The RSS has relaxed the shakha rules and drill to facilitate other professionals such as doctors and lawyers to participate after duty hours. “After 8 pm, obviously nobody can play kabaddi or do strenuous exercises (which are the norm in the morning shakhas). So we’ve introduced what we call intellectual yoga. Meditate and discuss the important issues of the day,” says Ram Madhav, a member of the central working committee of the RSS.
The 84-year-old uniform or gana vesh may also give in to blue trousers and a white shirt. Insiders say there has been a demand — ironically from married or older members — who either complained that their children were too “embarrassed” to see them in outsized khakis or their legs freeze in winter. BJP lore has it that its senior leaders stay away from the shakhas because their shorts don’t fit them anymore or their children have hidden them away.
However, the question of lifting the embargo on marriage remains unresolved.
In 2005, the Sangh floated a trial balloon on its web-site, www.rss.org, in the form of a poll on whether pracharaks should marry. About 57 per cent said ‘yes,’ 32 per cent said ‘no’ while the rest were undecided. The link was later taken off.

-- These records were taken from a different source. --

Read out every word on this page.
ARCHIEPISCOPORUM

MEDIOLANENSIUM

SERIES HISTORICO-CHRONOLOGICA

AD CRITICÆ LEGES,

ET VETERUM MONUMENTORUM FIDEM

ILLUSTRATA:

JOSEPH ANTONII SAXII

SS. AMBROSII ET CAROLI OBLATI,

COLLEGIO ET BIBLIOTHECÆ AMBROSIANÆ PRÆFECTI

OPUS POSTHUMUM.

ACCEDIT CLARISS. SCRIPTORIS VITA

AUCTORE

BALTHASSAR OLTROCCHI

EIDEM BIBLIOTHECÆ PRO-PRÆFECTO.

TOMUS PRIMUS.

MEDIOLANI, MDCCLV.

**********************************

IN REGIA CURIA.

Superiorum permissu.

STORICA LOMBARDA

In 2004, a pro-RSS journal, Hinduism Today, carried a news report that the Sangh was relooking the celibacy rule because bachelorhood apparently made the 50+ swayamsevaks cynical and reclusive. But a proposal to relax the norm for those in the second and third rungs of the hierarchy has been shot down. “Family life distracts people and encourages corruption,” a pracharak states baldly.

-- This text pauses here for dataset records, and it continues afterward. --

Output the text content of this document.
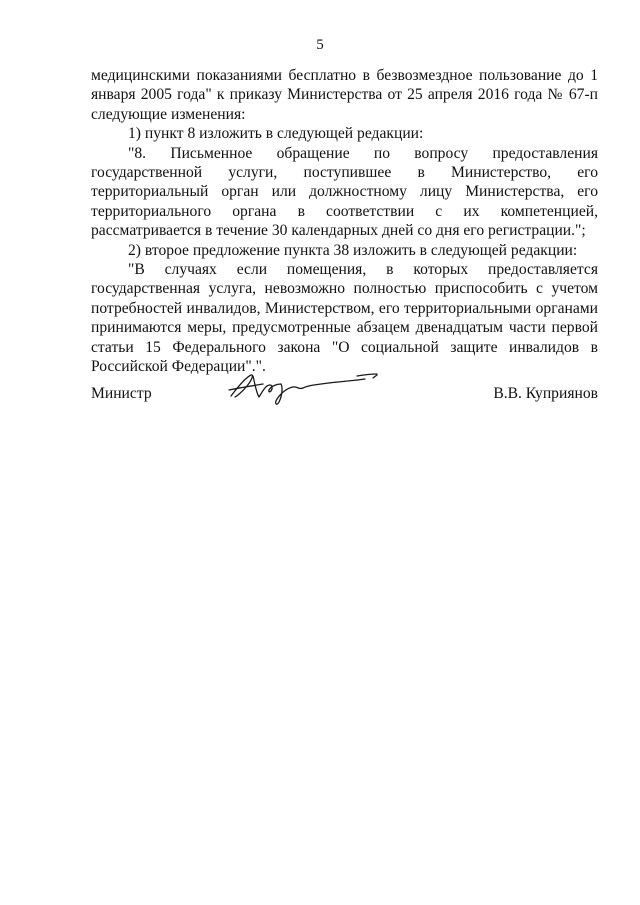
5

медицинскими показаниями бесплатно в безвозмездное пользование до 1 января 2005 года" к приказу Министерства от 25 апреля 2016 года № 67-п следующие изменения:

1) пункт 8 изложить в следующей редакции:

"8. Письменное обращение по вопросу предоставления государственной услуги, поступившее в Министерство, его территориальный орган или должностному лицу Министерства, его территориального органа в соответствии с их компетенцией, рассматривается в течение 30 календарных дней со дня его регистрации.";

2) второе предложение пункта 38 изложить в следующей редакции:

"В случаях если помещения, в которых предоставляется государственная услуга, невозможно полностью приспособить с учетом потребностей инвалидов, Министерством, его территориальными органами принимаются меры, предусмотренные абзацем двенадцатым части первой статьи 15 Федерального закона "О социальной защите инвалидов в Российской Федерации".".

Министр	В.В. Куприянов
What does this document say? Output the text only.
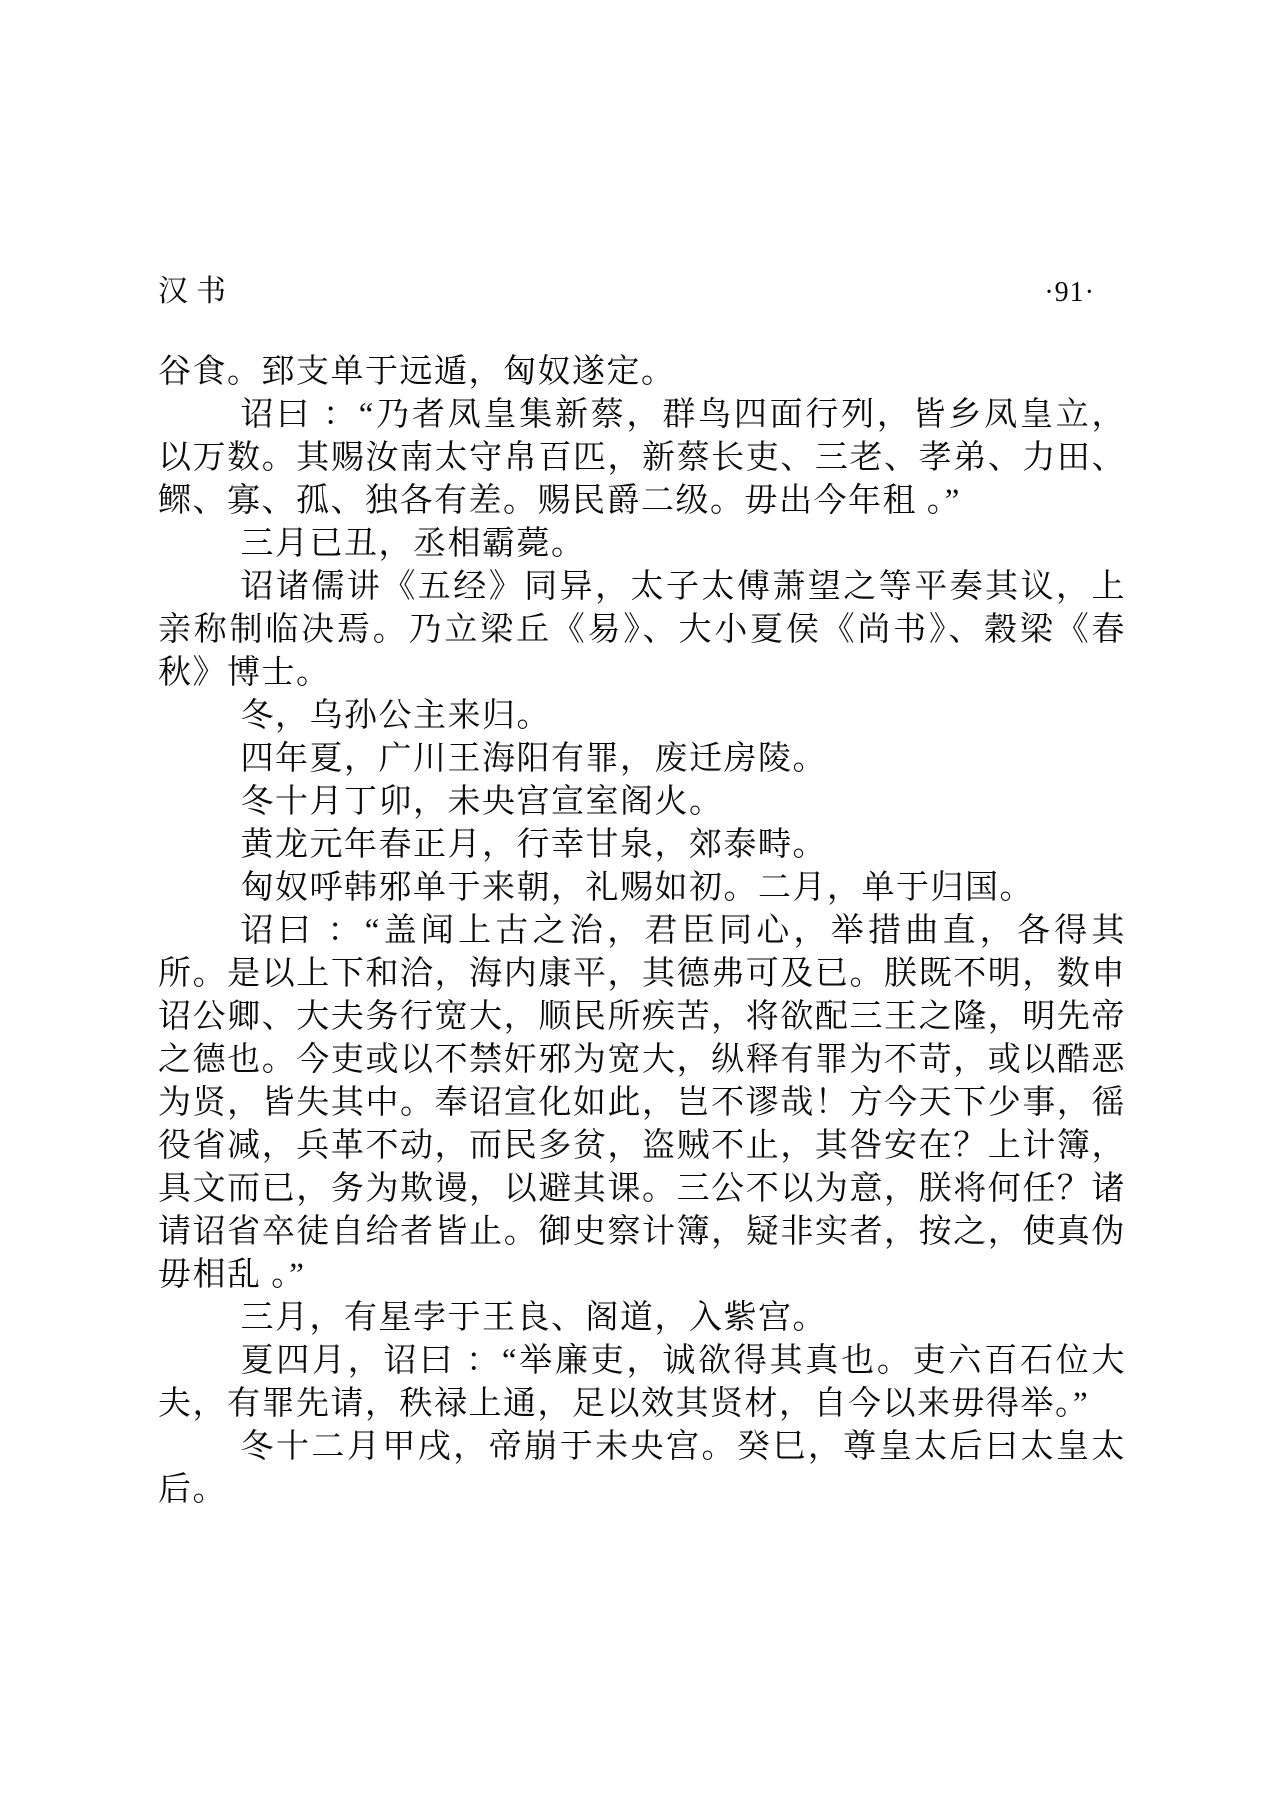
汉书	·91·

谷食。郅支单于远遁，匈奴遂定。

诏曰 ：“乃者凤皇集新蔡，群鸟四面行列，皆乡凤皇立，以万数。其赐汝南太守帛百匹，新蔡长吏、三老、孝弟、力田、鳏、寡、孤、独各有差。赐民爵二级。毋出今年租 。”

三月已丑，丞相霸薨。

诏诸儒讲《五经》同异，太子太傅萧望之等平奏其议，上亲称制临决焉。乃立梁丘《易》、大小夏侯《尚书》、穀梁《春秋》博士。

冬，乌孙公主来归。

四年夏，广川王海阳有罪，废迁房陵。

冬十月丁卯，未央宫宣室阁火。

黄龙元年春正月，行幸甘泉，郊泰畤。

匈奴呼韩邪单于来朝，礼赐如初。二月，单于归国。

诏曰 ：“盖闻上古之治，君臣同心，举措曲直，各得其所。是以上下和洽，海内康平，其德弗可及已。朕既不明，数申诏公卿、大夫务行宽大，顺民所疾苦，将欲配三王之隆，明先帝之德也。今吏或以不禁奸邪为宽大，纵释有罪为不苛，或以酷恶为贤，皆失其中。奉诏宣化如此，岂不谬哉！方今天下少事，徭役省减，兵革不动，而民多贫，盗贼不止，其咎安在？上计簿，具文而已，务为欺谩，以避其课。三公不以为意，朕将何任？诸请诏省卒徒自给者皆止。御史察计簿，疑非实者，按之，使真伪毋相乱 。”

三月，有星孛于王良、阁道，入紫宫。

夏四月，诏曰 ：“举廉吏，诚欲得其真也。吏六百石位大夫，有罪先请，秩禄上通，足以效其贤材，自今以来毋得举。”

冬十二月甲戌，帝崩于未央宫。癸巳，尊皇太后曰太皇太后。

The Sangh evidently seems open to cosmetic tweaks — such as “tolerating” younger pracharaks who wear Fabindia kurtas, zip around in chauffeur-driven cars, fly instead of taking a train and meet their acquaintances in coffee shops and clubs. However, it is unprepared to “compromise” on its basics and militates against “change” in an intrinsic sense. “Flexibility in articulation, yes, but the core ideological belief will remain unchanged,” emphasises Seshadri Chari, a former editor of the Organiser, the RSS mouthpiece.

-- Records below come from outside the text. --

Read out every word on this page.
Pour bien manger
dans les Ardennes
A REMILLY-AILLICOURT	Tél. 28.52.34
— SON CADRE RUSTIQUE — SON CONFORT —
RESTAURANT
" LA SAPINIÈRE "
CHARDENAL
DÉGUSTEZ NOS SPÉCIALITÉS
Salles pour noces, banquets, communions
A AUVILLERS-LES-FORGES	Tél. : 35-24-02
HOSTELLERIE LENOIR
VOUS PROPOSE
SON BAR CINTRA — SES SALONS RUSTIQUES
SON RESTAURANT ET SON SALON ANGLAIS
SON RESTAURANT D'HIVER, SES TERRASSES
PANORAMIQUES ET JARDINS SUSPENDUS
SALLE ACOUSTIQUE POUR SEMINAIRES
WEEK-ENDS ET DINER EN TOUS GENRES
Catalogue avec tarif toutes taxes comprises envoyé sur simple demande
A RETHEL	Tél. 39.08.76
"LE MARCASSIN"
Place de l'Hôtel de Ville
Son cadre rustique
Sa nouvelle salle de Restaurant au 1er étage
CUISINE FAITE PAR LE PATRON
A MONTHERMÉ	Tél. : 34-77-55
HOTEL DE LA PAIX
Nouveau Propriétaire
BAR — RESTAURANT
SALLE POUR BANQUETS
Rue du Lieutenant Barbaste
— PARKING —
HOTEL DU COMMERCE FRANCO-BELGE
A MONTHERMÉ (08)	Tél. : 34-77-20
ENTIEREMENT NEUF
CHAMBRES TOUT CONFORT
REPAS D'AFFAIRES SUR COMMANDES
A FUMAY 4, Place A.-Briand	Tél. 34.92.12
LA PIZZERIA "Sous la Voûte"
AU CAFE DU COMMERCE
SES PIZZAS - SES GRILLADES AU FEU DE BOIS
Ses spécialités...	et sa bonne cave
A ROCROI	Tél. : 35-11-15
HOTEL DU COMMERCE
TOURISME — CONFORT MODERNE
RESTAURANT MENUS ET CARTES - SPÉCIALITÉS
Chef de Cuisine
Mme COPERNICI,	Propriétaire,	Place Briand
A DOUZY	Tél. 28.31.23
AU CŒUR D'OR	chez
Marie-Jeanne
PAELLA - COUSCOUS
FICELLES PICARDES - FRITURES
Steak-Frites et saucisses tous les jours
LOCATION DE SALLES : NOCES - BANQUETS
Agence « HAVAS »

So, on the sticky area of majority-minority relations, its view essentially remains frozen in time, despite it venturing to take a few steps forward. So while Bhagwat tasks Indresh (he goes by his first name), a pranth pracharak, to “disabuse” the Muslims and Christians of the RSS’s low tolerance of non-Hindus, Indresh himself has strong views on the subject. “Let Christians go to the Vatican and Muslims to Mecca and Medina. But when in India, they must be ready to offer their heads to the nation when called to,” he says.
That within the RSS little has changed was evident when a cow protection campaign was flagged off by the RSS in Kurukshetra in August. While the Sangh speakers tried hard to project the issue in economic idiom and invoked M.K. Gandhi and Aurobindo, in the presence of Muslim representatives roped in by Indresh, Ashok Singhal of the Vishwa Hindu Parishad urged the crowd to chop off the hands of the kasais (but-chers) if they killed cows.
However, Andersen feels the RSS should be given the benefit of doubt. “There is a lingering suspicion that Muslims and Christians to a less degree have links outside the country. To a large extent, this is a residue of the colonial experience, missionary activity and then the Partition. But I see less of it mentioned in RSS publications that I have read recently.”
So is the world going to see a new improved RSS in the years to come? “Like most entities, the RSS’s slow to change,” says an insider. For the time-being, the shakha in the RSS is losing its central role. The real tests, however, are yet to come.